01:48 PM CDT on Tuesday, September 20, 2005

WWLTV.com

BATON ROUGE -- Animal rights group PETA has written to state Attorney General Charles Foti asking that LSU officials be charged with cruelty for abandoning 8,000 animals in the university’s labs in the aftermath of Hurricane Katrina, according to a spokesperson for the group.

State law defines cruelty for abandoning as "completely forsaking and deserting an animal previously under the custody or possession of a person without making reasonable arrangements for its proper care, sustenance, and shelter."

PETA alleges Larry Hollier, the dean of LSU Health Sciences Center School of Medicine, and Joseph Morschbaecher, the Vice-Chancellor for Academic Affairs at the LSU Health Sciences Center, admitted that they euthanized only a small number of animals before staff fled from the buildings, leaving the rest of the animals to face death while they were trapped in their cages.

PETA said it fired off a second letter to the USDA, asking the agency to charge LSU with failure to abide by the minimal requirements as set forth under the federal Animal Welfare Act.
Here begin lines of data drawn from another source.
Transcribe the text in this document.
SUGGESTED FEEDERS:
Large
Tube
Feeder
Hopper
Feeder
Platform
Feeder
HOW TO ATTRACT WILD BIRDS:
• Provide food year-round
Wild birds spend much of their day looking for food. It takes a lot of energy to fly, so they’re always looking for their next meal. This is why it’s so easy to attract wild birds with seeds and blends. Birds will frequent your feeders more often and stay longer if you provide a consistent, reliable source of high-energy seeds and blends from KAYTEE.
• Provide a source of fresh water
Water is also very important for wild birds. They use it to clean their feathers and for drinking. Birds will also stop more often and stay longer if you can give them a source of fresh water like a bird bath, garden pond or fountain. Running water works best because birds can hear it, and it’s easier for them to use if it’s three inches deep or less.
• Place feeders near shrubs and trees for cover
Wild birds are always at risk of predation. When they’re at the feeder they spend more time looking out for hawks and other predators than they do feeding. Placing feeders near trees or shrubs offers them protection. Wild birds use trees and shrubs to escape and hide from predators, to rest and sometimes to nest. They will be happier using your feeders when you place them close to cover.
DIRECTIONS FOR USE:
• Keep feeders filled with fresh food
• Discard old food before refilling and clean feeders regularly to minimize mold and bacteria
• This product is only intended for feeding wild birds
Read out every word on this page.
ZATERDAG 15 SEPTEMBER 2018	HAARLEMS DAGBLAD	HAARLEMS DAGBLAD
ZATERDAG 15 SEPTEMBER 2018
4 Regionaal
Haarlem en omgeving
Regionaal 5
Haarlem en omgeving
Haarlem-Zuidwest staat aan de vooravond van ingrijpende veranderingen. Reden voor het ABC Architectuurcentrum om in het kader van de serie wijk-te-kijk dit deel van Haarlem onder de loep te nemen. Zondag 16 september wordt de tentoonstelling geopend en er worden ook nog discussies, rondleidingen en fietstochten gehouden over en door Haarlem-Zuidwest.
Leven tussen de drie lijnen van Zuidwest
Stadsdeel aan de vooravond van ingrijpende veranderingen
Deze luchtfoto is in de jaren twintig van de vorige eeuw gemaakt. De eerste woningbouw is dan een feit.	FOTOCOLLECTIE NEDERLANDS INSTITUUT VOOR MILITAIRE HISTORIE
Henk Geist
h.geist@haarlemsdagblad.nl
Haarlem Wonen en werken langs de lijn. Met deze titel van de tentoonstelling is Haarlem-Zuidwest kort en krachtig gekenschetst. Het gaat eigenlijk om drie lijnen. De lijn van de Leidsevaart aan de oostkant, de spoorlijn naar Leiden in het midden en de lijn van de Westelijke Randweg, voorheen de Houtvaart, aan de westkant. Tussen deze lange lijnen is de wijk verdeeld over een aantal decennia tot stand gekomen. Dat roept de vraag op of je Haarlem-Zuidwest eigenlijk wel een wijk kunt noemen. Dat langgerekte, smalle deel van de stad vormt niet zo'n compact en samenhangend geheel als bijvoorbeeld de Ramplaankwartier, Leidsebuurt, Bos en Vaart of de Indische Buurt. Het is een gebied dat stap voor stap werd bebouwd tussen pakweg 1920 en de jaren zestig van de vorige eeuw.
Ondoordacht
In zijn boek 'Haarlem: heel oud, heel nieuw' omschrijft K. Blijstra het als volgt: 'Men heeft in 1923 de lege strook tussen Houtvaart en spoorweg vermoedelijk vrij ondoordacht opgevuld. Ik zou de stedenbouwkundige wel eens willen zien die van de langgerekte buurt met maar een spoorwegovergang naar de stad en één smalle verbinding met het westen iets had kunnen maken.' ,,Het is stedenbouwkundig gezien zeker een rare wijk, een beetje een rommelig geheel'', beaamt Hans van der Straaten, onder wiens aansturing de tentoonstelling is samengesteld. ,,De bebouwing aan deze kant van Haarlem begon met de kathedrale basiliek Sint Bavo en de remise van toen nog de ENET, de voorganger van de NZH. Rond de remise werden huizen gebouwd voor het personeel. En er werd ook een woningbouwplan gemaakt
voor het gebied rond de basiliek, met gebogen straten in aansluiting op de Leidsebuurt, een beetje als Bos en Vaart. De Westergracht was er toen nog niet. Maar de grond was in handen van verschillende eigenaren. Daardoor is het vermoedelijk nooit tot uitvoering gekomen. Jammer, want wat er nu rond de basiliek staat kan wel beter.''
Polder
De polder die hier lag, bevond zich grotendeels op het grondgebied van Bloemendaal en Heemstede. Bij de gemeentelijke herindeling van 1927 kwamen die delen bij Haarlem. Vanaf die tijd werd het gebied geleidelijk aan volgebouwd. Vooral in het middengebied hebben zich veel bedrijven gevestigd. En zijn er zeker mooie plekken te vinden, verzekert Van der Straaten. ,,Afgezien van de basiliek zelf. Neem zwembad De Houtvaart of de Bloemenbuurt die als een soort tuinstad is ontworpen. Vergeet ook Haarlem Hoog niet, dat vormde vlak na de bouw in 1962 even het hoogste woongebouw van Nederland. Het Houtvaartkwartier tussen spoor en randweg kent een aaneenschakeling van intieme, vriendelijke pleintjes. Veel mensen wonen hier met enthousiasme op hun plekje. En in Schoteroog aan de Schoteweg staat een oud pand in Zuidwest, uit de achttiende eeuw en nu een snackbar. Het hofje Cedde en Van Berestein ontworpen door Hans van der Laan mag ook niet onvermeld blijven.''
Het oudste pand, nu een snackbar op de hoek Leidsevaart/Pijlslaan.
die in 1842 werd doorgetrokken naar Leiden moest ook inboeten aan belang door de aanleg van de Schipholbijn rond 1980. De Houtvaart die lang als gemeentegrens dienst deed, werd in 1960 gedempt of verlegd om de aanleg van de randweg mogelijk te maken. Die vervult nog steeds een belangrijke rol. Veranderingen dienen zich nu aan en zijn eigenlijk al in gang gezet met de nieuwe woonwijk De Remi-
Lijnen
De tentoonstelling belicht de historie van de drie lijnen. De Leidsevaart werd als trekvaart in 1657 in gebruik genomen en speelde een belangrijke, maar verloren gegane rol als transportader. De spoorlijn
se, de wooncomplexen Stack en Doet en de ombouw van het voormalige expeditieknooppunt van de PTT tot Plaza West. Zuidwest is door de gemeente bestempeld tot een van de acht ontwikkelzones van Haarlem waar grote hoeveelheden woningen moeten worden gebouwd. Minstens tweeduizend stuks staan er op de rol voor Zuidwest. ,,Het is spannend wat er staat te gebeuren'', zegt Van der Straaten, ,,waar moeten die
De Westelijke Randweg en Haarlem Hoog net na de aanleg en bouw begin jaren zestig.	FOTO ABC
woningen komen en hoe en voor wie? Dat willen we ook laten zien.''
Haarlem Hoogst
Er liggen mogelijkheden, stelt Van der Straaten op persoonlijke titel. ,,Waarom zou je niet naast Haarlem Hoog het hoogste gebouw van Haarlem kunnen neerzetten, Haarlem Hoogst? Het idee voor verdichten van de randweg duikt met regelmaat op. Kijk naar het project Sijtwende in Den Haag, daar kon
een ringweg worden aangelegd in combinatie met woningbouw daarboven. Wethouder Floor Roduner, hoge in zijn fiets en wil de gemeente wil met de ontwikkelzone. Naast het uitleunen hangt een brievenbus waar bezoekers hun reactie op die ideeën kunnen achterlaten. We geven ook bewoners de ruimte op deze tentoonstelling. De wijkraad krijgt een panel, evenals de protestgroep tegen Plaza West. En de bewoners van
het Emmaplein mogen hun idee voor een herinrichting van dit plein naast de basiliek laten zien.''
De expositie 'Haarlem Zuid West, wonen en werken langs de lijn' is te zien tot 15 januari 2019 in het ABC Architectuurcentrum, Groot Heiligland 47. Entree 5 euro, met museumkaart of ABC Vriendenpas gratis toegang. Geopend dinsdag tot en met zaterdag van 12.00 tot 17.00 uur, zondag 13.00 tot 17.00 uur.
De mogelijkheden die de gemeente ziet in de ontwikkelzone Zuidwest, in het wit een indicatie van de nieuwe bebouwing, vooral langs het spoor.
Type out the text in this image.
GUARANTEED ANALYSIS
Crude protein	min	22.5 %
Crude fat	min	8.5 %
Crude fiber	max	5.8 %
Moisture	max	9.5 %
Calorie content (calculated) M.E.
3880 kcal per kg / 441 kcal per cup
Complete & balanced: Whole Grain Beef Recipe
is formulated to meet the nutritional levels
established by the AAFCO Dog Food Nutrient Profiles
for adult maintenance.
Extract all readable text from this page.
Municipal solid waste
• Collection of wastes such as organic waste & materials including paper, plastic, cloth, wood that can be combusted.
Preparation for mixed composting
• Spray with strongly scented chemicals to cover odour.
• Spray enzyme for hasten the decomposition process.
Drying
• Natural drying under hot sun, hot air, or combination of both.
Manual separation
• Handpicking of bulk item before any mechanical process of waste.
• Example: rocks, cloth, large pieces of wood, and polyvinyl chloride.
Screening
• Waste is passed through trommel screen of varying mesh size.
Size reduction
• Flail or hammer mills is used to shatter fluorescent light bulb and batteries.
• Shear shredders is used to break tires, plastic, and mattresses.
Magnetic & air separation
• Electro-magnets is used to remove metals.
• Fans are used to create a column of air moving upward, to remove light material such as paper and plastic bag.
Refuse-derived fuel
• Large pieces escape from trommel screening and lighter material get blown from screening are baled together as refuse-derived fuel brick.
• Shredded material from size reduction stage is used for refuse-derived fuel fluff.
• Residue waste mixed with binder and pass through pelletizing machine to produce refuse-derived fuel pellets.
PETA said it first wrote to the USDA two days after the levees broke to ask that emergency teams in the affected areas ensure that animals were not dying in laboratories.

According to PETA, additional letters were sent to Health and Human Services Secretary Mike Leavitt, asking that LSU not be given federal funds to rebuild animal laboratories in high-risk areas, and to LSU Chancellor Sean O'Keefe, asking for the dismissal of both Hollier and Morschbaecher.

"We're not going to rest until LSU is punished for leaving these terrified animals in cages as the waters rose," said Mary Beth Sweetland, director of PETA's Research and Investigations department. "It's clear that LSU's attitude was 'they're just animals,' as the only lamenting we've heard is over lost research data."

PETA attorneys said they will file a more detailed formal criminal complaint within the next ten days. PETA's letters in behalf of the 8,000 animals that died at LSU are available upon request.